Legendary Pandya King of Madurai

Malayadhvaja Pandya (மலயத்வஜ பாண்டியன்), also known as Sharangadhvaja Pandya, is a legendary king of Madurai and ruler of the Pandya Empire. He is mentioned in the Hindu epic Mahabharata. His queen consort is Kanchanamalai. He is the father of the goddess and queen of Madurai, Meenakshi.

== Legend ==
According to a legend found in the Tamil text Tiruvilaiyadal Puranam, the childless Malayadhvaja Pandya and his wife perform ninety-nine ashvamedha yajnas to propitiate the gods, seeking a son for the succession. However, a three-year-old girl emerged from the yajna fire, bearing three breasts, upon the lap of the queen. A heavenly voice stated that the royal couple should treat her like a son, and that she would lose the third middle breast when she met her future husband. The girl is named Taḍātakai, and subsequently raised as Malayadhvaja Pandya's male heir, trained in archery and horseriding. The king names her as his successor before his death. She is renamed Meenakshi by Sage Agastya during her ascension of the throne. She has her minister, named Sumati, to assemble a large army, and conquers the realms of neighbouring kingdoms, hoping to come across her destined husband.
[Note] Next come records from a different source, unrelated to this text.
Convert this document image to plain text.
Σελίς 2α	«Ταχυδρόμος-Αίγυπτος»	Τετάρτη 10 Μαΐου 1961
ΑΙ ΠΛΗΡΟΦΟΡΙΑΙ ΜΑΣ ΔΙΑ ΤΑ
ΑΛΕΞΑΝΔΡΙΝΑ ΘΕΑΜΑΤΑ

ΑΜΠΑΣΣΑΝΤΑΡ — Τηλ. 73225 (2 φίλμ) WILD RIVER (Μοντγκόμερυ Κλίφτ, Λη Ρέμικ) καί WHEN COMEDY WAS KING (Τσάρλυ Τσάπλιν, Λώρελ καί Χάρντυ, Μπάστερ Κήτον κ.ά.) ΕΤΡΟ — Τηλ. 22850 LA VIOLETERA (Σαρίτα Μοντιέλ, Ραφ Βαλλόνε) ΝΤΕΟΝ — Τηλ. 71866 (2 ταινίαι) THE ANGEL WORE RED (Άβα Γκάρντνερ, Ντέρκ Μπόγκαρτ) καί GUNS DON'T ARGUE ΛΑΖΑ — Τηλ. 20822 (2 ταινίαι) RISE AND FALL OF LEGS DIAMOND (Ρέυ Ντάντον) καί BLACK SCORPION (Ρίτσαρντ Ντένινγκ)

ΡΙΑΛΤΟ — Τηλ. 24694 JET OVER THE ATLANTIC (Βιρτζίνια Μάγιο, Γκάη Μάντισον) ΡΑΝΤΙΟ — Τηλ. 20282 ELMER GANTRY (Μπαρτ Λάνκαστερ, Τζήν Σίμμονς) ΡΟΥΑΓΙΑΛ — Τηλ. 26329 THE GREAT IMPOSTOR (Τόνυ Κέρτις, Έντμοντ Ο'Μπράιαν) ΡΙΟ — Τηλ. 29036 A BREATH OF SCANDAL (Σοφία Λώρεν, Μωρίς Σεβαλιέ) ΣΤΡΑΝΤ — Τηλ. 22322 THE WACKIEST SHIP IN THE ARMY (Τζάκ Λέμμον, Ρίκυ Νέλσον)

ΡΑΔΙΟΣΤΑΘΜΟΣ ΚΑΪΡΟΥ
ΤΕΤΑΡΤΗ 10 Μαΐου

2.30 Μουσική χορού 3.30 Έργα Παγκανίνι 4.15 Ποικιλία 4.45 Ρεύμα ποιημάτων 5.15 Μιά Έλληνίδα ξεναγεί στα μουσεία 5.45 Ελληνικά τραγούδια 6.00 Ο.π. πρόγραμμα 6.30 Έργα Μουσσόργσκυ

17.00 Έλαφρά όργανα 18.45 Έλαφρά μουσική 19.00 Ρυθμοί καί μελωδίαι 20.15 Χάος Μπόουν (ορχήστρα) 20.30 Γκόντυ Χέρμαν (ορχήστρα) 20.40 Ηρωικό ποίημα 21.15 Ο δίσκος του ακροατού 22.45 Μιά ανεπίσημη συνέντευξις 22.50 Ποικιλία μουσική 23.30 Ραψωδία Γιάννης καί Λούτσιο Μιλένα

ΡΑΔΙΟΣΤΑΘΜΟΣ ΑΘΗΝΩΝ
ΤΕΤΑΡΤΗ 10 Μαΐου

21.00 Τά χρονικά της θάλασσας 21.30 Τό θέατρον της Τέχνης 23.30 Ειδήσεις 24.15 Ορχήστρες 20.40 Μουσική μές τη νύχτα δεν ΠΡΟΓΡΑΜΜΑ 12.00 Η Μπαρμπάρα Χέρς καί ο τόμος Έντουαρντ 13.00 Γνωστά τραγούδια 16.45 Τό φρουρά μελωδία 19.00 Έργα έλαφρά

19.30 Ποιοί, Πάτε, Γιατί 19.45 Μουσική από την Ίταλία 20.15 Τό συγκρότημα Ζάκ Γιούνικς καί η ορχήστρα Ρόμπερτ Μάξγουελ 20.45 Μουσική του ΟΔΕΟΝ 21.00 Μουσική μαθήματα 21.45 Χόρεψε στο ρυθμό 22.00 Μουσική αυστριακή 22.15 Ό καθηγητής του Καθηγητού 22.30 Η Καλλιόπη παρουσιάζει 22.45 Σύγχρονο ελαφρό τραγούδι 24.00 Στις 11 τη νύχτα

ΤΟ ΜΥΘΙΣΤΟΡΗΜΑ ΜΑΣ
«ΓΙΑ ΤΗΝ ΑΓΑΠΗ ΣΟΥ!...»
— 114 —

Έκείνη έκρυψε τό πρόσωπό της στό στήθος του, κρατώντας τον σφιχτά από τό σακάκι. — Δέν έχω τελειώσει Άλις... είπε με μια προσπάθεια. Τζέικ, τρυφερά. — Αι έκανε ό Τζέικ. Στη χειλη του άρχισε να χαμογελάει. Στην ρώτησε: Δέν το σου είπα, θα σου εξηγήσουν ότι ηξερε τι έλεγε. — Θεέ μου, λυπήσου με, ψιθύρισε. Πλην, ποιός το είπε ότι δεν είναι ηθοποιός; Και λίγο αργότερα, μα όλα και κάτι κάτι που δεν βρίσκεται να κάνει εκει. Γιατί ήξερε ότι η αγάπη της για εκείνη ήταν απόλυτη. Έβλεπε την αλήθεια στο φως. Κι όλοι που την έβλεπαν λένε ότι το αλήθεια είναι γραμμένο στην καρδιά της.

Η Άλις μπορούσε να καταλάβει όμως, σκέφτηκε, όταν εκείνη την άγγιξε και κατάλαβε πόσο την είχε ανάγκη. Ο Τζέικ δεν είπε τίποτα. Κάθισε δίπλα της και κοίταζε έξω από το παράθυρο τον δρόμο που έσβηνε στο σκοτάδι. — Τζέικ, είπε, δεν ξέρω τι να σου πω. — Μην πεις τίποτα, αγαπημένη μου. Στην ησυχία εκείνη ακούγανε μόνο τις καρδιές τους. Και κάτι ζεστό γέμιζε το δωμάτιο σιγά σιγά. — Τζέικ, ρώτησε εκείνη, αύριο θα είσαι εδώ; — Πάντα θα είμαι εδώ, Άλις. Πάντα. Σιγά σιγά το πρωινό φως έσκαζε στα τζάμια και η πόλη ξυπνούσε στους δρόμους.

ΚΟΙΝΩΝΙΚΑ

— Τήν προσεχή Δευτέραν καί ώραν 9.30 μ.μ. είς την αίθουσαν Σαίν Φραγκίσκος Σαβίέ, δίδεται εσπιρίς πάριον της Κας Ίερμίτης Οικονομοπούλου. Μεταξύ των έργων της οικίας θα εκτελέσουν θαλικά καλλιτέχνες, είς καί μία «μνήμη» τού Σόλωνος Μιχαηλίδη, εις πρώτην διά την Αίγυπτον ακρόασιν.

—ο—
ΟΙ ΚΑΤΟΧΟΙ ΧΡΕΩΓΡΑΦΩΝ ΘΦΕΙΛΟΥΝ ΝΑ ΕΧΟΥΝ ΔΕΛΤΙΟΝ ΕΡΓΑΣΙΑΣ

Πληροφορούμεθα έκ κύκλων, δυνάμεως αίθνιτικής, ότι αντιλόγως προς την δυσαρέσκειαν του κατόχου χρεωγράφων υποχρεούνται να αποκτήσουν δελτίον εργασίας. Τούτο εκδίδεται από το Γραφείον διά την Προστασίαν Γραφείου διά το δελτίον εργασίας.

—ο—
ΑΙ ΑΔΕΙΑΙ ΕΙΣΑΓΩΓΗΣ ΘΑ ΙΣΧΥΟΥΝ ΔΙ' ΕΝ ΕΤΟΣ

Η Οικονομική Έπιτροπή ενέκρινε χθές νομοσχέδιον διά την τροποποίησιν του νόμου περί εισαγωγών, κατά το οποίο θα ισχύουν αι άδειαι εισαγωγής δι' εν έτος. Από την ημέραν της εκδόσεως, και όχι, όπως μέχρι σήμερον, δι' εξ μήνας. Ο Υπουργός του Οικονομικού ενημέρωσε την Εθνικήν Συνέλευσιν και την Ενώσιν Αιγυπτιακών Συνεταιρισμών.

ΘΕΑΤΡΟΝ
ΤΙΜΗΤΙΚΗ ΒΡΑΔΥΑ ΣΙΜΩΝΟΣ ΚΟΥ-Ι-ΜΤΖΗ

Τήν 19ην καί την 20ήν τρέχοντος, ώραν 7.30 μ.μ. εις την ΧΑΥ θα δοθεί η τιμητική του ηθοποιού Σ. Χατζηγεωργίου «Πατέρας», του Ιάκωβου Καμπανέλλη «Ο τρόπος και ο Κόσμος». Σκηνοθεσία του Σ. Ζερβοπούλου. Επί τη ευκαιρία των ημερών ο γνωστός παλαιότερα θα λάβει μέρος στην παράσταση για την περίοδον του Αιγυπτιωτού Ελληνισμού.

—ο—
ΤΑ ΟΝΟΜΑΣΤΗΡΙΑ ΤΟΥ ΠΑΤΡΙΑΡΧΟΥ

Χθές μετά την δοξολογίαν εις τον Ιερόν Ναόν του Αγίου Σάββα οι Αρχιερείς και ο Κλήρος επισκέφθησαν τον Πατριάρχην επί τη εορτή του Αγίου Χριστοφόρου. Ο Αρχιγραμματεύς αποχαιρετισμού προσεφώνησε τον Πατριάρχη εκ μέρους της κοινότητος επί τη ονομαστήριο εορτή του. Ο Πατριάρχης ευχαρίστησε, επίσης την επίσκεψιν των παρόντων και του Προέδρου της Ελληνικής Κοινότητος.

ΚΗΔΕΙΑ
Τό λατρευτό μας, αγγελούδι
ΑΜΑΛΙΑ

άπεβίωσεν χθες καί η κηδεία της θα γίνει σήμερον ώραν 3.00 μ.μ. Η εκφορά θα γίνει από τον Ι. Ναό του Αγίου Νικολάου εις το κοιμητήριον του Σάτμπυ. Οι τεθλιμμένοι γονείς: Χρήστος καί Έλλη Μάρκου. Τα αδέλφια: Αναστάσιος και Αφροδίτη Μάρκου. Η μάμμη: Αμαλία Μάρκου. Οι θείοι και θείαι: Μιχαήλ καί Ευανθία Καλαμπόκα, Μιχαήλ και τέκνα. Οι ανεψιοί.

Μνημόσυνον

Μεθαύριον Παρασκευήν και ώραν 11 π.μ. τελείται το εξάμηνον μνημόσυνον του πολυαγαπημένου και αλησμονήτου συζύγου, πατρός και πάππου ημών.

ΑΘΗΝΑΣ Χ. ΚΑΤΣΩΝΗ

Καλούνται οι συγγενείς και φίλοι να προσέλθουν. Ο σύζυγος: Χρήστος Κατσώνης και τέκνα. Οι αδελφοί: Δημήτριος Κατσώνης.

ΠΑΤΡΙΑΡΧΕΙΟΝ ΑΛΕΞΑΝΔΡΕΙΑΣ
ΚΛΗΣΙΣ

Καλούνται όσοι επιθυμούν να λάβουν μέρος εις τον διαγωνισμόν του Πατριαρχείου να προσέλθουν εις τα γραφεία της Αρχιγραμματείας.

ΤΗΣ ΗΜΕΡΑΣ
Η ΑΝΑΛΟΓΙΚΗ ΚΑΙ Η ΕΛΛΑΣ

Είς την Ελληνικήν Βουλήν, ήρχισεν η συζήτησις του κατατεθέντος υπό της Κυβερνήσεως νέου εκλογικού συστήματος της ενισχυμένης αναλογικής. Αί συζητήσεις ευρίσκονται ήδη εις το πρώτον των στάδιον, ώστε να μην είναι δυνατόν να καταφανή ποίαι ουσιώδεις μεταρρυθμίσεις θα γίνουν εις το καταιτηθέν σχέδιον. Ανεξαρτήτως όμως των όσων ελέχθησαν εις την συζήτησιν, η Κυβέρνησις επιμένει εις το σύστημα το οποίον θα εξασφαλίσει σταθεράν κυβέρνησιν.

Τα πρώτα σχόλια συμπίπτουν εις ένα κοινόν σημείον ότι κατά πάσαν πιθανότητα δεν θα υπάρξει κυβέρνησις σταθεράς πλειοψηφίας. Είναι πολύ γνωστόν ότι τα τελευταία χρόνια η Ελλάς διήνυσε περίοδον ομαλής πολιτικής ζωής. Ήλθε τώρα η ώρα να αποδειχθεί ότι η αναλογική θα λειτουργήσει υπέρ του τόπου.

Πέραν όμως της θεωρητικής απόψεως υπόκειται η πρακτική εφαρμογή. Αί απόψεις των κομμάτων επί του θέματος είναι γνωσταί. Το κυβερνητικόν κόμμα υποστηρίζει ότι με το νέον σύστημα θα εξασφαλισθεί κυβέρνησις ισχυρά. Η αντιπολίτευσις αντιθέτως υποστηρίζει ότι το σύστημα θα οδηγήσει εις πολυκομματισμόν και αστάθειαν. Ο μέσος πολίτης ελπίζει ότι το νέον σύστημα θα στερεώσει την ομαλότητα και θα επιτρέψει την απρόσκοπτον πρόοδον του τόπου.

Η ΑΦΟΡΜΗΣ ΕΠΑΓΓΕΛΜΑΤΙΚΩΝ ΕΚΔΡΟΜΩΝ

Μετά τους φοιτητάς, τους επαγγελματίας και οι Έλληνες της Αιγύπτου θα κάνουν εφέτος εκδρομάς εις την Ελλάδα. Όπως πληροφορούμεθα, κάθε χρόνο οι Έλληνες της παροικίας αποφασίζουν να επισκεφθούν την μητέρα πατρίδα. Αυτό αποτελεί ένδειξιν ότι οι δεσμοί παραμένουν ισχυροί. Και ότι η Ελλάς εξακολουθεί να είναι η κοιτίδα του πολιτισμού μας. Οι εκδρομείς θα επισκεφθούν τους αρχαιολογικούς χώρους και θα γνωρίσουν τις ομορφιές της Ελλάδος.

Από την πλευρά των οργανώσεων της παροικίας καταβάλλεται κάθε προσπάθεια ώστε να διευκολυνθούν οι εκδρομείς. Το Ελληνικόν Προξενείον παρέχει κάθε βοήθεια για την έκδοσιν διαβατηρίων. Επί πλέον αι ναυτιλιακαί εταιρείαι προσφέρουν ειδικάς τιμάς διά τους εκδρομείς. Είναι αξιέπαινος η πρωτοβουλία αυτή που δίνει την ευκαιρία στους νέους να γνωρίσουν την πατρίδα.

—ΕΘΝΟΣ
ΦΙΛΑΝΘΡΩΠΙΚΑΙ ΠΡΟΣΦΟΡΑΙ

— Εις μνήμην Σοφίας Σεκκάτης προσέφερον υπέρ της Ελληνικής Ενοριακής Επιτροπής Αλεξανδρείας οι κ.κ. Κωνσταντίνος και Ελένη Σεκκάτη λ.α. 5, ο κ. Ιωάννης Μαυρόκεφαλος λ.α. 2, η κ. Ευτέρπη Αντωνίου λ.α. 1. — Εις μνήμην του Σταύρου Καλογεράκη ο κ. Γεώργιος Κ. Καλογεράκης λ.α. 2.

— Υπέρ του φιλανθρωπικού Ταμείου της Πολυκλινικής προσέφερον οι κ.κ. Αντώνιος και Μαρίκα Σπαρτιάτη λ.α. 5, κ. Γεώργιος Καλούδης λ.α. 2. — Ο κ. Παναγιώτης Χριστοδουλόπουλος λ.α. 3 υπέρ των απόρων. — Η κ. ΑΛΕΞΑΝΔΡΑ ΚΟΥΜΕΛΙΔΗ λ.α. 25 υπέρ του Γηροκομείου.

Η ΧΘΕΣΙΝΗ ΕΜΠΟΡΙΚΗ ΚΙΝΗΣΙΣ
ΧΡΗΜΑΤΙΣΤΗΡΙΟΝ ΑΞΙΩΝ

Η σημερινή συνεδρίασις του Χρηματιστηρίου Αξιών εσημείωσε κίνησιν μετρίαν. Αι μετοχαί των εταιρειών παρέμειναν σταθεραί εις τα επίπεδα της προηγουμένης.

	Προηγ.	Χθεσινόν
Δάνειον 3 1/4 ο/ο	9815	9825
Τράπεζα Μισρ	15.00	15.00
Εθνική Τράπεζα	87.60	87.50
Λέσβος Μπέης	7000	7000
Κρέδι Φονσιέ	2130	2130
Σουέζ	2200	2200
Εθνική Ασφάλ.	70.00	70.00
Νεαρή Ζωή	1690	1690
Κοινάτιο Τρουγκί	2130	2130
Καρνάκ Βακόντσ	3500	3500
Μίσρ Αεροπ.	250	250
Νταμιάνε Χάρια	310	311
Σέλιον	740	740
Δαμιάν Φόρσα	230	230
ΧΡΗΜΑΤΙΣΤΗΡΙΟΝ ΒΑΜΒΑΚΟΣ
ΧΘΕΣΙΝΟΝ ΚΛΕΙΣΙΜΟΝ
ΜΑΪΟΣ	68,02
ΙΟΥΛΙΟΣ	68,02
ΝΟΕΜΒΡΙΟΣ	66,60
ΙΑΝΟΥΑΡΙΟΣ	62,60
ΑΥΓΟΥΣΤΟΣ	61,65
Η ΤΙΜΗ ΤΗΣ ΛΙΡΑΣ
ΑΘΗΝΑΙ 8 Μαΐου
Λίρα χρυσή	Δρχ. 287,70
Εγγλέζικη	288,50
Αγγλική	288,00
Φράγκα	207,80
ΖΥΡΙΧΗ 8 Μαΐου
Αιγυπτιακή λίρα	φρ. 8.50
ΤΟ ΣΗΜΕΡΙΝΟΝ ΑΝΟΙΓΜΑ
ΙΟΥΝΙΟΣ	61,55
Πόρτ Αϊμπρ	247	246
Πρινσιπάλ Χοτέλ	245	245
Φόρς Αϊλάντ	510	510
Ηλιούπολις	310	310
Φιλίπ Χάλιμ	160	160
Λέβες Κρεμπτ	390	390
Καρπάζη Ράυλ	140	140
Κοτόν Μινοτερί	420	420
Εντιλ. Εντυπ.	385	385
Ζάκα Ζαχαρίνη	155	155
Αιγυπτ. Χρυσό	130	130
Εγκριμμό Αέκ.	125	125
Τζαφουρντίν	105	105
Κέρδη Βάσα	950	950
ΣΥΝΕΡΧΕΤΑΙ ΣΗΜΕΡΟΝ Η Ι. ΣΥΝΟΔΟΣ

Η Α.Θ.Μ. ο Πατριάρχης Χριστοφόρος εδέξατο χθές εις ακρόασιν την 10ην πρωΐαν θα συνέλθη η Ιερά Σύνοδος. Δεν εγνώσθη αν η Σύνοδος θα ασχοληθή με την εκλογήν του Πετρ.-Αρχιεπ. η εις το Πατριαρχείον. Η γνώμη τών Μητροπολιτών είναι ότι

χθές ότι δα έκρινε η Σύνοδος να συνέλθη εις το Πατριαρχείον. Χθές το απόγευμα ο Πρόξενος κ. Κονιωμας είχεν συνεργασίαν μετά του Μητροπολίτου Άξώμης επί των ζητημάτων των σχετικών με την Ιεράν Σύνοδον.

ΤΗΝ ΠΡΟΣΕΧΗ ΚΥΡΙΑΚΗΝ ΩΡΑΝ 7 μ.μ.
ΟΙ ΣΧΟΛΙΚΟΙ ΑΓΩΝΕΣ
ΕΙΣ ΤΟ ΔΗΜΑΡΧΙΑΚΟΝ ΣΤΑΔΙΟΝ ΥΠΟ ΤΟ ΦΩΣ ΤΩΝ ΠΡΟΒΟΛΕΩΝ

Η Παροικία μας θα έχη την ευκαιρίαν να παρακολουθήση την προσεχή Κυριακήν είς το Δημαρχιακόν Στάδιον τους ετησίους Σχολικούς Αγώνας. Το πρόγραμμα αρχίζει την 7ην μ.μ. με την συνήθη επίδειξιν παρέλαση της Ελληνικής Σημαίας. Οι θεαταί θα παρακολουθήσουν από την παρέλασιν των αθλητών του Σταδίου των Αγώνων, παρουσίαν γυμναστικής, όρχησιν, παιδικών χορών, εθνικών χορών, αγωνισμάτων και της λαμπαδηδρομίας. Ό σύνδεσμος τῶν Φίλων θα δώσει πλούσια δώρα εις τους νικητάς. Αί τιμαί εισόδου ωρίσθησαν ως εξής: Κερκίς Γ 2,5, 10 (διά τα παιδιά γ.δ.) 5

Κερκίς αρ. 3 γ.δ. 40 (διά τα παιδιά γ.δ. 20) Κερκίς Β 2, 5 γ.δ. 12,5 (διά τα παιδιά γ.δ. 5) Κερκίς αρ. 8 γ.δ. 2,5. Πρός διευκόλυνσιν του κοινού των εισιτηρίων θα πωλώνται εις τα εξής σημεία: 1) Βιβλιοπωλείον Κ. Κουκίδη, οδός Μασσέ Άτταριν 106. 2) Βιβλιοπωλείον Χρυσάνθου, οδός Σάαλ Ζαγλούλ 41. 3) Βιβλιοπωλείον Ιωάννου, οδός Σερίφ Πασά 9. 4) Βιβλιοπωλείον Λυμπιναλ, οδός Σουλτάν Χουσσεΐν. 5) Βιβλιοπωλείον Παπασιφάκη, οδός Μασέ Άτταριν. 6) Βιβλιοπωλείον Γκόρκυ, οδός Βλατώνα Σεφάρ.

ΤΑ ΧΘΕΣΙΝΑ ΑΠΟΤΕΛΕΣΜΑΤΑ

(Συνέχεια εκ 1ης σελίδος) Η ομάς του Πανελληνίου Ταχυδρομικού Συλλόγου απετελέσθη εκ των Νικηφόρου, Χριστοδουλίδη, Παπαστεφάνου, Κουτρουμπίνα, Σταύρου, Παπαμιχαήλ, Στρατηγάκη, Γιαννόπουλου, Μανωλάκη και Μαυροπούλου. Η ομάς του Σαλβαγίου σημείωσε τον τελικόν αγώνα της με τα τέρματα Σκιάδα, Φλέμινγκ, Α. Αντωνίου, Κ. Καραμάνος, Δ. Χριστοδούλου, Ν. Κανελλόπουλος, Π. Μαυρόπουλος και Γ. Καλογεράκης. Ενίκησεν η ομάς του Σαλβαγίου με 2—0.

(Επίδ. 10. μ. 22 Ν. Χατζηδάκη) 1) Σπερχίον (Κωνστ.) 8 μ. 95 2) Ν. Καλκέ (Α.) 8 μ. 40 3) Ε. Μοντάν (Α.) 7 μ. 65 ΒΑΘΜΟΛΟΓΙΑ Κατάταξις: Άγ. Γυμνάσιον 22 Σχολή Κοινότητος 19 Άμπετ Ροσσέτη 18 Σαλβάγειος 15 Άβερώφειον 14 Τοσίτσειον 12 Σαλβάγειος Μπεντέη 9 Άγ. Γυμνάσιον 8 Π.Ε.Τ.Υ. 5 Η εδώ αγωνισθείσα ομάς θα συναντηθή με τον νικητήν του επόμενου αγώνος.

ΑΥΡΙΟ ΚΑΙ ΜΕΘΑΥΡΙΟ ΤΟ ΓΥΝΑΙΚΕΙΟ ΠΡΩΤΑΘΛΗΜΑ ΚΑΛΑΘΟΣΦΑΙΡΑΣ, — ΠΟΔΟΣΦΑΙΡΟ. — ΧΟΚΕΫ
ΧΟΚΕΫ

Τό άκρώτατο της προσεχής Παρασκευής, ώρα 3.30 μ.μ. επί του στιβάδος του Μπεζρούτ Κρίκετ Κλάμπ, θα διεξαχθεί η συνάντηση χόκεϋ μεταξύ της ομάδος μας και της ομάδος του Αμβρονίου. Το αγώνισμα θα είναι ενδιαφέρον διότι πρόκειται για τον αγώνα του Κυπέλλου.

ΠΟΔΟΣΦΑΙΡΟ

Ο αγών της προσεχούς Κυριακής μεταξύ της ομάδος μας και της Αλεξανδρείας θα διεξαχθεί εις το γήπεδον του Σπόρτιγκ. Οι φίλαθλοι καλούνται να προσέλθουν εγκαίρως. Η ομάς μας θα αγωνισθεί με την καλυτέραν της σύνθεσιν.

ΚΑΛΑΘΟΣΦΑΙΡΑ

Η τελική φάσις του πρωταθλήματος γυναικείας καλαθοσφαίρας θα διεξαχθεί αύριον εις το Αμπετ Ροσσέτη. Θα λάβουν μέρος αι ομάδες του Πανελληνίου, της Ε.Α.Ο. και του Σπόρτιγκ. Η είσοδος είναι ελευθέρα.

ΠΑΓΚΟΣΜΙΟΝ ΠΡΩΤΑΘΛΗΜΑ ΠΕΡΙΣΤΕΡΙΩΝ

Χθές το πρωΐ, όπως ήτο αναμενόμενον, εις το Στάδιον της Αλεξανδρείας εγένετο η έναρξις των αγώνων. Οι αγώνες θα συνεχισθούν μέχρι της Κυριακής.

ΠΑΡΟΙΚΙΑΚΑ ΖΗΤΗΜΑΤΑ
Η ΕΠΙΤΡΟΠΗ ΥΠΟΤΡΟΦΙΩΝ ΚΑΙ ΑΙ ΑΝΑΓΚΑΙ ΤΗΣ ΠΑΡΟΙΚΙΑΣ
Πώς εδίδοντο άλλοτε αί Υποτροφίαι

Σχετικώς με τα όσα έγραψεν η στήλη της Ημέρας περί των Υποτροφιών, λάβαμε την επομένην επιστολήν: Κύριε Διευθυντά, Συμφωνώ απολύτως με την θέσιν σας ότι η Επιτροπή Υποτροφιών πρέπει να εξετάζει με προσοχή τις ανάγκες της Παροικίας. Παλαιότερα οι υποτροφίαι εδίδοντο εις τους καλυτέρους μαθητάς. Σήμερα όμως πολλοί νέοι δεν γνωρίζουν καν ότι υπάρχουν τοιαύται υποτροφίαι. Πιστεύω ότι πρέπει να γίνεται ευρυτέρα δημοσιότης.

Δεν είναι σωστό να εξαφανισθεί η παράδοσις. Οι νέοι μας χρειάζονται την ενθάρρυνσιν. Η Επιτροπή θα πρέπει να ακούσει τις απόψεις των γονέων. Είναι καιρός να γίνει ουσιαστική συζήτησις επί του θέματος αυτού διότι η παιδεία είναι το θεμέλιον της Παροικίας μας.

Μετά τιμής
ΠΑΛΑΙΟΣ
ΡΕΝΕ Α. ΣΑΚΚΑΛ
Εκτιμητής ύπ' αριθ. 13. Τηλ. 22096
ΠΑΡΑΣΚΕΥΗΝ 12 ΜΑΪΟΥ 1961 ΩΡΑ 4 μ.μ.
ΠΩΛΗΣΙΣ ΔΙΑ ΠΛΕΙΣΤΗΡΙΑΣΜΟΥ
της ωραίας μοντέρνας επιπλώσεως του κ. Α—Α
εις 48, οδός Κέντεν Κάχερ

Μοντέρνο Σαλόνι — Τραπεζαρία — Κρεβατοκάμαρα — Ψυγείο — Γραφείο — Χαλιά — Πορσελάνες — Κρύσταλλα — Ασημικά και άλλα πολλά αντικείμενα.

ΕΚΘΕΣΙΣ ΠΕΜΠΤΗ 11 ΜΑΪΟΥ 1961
After defeating Indra, she marshals her forces against Kailasha, the abode of Shiva. Upon meeting the deity, Meenakshi's third breast fell, and she recognised him as her groom. Returning to Madurai, Meenakshi married Shiva, who adopted the title of Sundara Pandya, with Vishnu offering her hand in marriage.

=== Mahabharata ===
King Malayadhvaja appears in the Mahabharata. His father, Kulashekara Pandya, is portrayed as slain by Krishna and his country invaded. To avenge his father's death, Prince Malayadhvaja obtains weapons from Bhishma, Drona, Balarama, and Kripa. In valour, Prince Malayadhvaja is said to be mighty warrior whose valor is nothing lesser than Bhishma, Drona and Karna. He then desired to destroy the city of Dvaraka, Krishna's capital, and to subjugate the whole world. Sage Agastya and Varuna, however, counselled him against that decision and granted him his father's kingdom and made him king. He was present during the svayamvara of Draupadi and brought jars of sandalwood and agarwood perfumes and jars of gold for Yudhishthira's rajasuya. During the Kurukshetra War, he sided with the Pandavas and is mentioned as a powerful charioteer and warrior. On 16th Day, when Ashwatthama was about to kill Arjuna, Malayadhvaja Pandya defends Arjuna and engaged in a combat with Ashwatthama. After the fierce battle, Malayadhvaja Pandya was killed by Ashwatthama and people hailed Malayadhvaja Pandya's brave death.

=== Bhagavata Purana ===
Malayadhvaja Pandya is described to be a sage-king and a "conqueror of cities" in the Bhagavata Purana. He takes Vaidarbhi, the daughter of the king of Vidarbha, as his wife, and performs austerities seeking to propitiate Krishna upon the Kulachala mountains. After a century of such practices, he is described to have gained divine wisdom from Vishnu himself and renounced the world.